Sunday, August 5, 2007

This Week in Reading August 5 - 11

There's no avoiding it. This week is a week when most of the authors are poets. And some of the storywriters born in this week are also no slouches at poetry, either. That is, if you have a taste for the best kind of humorous doggerel, you could do worse than Garrison Keillor and Stan Freberg, two of the brightest gentle satrists of their generations.

It is also a week of explosive events and very sad days in American history. Hiroshima and Nixon's resignation occured this week in addition to the birthdays of significant people like Nobel peace prizewinner Ralph Bunche, who in earlier times might never have been able to show his worth to the world. Ironically, the Watts Riots began on the birthday of Alex Haley, who was responsible for bringing an awareness of black history to the mainstream white world through his highly successful book, and later television miniseries, Roots.

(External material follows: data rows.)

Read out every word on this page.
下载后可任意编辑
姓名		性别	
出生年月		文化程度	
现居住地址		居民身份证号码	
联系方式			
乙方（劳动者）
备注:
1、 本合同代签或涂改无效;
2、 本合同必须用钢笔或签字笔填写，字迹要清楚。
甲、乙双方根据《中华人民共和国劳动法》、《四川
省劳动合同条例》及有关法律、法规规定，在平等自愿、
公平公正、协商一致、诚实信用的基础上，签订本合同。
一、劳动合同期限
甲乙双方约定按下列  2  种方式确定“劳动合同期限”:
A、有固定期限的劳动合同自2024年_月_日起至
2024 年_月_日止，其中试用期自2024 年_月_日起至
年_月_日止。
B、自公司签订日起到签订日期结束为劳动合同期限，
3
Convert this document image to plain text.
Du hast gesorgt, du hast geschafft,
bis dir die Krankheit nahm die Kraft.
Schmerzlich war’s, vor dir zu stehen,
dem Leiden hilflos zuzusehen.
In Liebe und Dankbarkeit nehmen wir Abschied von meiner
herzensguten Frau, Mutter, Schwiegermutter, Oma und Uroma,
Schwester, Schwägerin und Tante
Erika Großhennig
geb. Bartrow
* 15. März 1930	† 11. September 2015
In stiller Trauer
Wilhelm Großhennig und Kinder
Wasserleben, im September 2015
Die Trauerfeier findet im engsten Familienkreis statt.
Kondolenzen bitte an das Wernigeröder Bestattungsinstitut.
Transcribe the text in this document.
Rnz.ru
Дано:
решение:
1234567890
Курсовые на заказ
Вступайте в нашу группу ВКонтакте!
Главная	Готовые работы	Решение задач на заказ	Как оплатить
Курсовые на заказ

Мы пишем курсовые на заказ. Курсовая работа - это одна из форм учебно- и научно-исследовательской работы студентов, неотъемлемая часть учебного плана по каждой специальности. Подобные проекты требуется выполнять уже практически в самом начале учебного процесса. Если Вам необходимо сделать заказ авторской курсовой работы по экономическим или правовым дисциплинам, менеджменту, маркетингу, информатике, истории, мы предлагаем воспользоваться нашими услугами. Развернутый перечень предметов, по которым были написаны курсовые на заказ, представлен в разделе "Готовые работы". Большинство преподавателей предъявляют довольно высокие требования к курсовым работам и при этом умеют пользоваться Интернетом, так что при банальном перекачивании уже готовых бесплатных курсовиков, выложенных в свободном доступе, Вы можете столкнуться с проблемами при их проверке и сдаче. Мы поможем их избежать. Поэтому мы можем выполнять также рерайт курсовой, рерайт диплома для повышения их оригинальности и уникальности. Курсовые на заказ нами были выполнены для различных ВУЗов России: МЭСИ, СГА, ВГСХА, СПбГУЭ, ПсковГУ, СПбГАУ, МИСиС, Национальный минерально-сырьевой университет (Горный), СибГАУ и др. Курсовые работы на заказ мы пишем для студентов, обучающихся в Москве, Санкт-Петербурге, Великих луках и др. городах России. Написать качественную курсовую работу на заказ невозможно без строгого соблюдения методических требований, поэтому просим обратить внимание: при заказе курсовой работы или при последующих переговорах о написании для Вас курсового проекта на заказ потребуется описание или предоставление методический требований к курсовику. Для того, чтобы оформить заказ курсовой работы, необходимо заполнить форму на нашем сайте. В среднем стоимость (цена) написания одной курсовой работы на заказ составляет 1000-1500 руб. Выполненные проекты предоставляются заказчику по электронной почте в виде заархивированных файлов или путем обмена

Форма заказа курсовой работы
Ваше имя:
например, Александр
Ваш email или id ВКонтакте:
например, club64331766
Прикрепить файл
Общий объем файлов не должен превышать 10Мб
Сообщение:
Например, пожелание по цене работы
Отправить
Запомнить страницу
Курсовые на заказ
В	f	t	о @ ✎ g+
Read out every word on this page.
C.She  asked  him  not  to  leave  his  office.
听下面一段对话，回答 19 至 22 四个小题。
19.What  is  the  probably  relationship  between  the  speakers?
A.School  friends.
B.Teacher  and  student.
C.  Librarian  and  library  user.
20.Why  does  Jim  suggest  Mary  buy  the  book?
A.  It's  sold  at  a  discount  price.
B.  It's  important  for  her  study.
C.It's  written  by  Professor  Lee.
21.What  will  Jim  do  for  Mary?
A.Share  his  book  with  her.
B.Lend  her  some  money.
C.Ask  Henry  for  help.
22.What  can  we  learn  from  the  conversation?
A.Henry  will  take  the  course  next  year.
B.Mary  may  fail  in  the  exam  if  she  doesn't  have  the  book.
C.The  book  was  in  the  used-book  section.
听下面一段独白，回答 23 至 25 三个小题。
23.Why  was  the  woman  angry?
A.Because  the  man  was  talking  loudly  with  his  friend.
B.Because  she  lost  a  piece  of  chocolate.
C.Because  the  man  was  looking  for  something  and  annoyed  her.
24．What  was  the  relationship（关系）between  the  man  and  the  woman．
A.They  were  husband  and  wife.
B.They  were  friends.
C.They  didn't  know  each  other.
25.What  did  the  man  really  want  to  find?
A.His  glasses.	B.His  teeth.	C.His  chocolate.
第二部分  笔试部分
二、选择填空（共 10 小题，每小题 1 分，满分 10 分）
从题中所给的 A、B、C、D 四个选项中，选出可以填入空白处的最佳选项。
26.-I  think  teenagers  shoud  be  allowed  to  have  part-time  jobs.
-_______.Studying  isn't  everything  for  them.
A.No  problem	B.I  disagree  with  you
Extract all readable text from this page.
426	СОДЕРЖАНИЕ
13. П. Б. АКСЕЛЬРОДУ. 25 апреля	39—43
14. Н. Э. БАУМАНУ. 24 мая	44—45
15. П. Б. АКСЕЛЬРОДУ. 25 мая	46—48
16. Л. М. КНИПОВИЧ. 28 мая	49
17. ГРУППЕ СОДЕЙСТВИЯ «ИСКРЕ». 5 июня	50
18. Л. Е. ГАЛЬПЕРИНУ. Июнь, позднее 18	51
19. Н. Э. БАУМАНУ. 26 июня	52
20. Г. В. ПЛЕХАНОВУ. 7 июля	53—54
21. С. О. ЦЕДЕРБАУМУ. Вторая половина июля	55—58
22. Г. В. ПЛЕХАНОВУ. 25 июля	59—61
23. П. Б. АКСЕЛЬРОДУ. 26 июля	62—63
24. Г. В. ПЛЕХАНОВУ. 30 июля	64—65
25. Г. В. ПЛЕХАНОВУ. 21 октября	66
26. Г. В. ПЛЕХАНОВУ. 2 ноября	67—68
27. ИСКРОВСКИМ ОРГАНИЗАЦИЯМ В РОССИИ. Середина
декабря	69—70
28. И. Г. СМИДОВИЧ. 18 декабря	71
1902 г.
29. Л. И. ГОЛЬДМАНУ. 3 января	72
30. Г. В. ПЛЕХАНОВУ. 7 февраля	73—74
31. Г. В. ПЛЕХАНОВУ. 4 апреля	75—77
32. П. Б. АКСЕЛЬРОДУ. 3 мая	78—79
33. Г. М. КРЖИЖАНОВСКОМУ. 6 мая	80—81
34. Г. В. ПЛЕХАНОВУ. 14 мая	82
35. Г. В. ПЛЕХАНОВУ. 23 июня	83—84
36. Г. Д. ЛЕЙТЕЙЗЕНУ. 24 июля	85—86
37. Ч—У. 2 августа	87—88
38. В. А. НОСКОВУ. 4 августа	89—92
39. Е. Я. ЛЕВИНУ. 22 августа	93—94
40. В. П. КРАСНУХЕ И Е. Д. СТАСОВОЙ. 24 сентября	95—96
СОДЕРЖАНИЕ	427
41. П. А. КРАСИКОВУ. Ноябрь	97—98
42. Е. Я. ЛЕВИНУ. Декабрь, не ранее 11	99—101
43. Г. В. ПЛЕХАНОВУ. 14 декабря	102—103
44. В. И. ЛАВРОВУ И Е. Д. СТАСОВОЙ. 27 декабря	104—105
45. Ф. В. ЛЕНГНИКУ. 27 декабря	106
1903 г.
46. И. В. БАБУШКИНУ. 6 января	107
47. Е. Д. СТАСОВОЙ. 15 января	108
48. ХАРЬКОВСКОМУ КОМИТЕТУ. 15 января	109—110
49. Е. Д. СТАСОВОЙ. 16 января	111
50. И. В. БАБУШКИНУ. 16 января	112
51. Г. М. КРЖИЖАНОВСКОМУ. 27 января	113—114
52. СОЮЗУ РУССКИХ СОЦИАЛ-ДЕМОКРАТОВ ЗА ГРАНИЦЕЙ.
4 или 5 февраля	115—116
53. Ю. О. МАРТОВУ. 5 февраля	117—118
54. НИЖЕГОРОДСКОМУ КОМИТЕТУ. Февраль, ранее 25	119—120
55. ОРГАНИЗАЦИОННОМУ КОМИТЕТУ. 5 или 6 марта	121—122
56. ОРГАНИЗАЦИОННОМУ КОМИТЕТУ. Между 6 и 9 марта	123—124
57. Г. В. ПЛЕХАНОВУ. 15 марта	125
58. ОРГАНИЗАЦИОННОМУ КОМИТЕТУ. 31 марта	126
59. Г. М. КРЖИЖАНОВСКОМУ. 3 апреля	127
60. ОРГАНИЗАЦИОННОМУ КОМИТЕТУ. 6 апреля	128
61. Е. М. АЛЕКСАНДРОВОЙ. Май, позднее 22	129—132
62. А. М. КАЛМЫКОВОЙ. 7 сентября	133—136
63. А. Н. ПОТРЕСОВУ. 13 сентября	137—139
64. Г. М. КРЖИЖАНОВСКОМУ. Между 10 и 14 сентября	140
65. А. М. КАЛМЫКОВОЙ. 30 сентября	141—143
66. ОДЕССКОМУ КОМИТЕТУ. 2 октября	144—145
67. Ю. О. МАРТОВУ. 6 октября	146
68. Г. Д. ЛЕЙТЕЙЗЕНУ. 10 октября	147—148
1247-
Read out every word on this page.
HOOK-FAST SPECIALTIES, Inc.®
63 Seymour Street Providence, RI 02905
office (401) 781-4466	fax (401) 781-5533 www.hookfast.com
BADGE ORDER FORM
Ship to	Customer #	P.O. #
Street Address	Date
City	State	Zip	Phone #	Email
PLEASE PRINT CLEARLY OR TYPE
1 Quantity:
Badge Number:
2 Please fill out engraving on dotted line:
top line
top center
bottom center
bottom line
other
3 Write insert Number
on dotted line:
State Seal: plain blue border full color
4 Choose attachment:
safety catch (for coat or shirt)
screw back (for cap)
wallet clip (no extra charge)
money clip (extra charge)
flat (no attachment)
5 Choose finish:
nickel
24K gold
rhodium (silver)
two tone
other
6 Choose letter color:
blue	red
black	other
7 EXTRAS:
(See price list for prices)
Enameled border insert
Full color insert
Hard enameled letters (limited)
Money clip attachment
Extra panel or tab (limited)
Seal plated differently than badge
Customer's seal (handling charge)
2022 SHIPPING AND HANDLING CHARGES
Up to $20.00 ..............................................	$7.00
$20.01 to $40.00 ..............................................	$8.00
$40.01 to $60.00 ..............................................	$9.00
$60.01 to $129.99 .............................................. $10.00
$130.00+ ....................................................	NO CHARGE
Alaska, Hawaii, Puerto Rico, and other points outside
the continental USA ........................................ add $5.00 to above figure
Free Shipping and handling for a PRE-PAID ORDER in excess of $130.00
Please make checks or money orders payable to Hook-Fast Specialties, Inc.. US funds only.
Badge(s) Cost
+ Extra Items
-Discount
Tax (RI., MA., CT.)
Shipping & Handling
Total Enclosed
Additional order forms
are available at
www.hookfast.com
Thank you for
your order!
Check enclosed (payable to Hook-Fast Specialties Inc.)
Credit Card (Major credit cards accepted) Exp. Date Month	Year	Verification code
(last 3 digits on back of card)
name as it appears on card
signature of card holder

This week's question: What does the word 'Idylls' mean in Tennyson's poetic work Idylls of the King? Which king is he writing about? Would you rather hear it than read it from your computer?

Answer to last week's question: J. K. Rowling's name is pronounced as if rolling a ball while you were 'bowling', not like 'rauwling' as if you were bowing or cowering. The 'l' makes the 'w' silent but people keep putting it in there as they mispronounce the author's name. Reading a chapter a night most nights, but sometimes only half, we're only up to chapter eight of Harry Potter and the Deathly Hallows. Don't tell me how it turns out.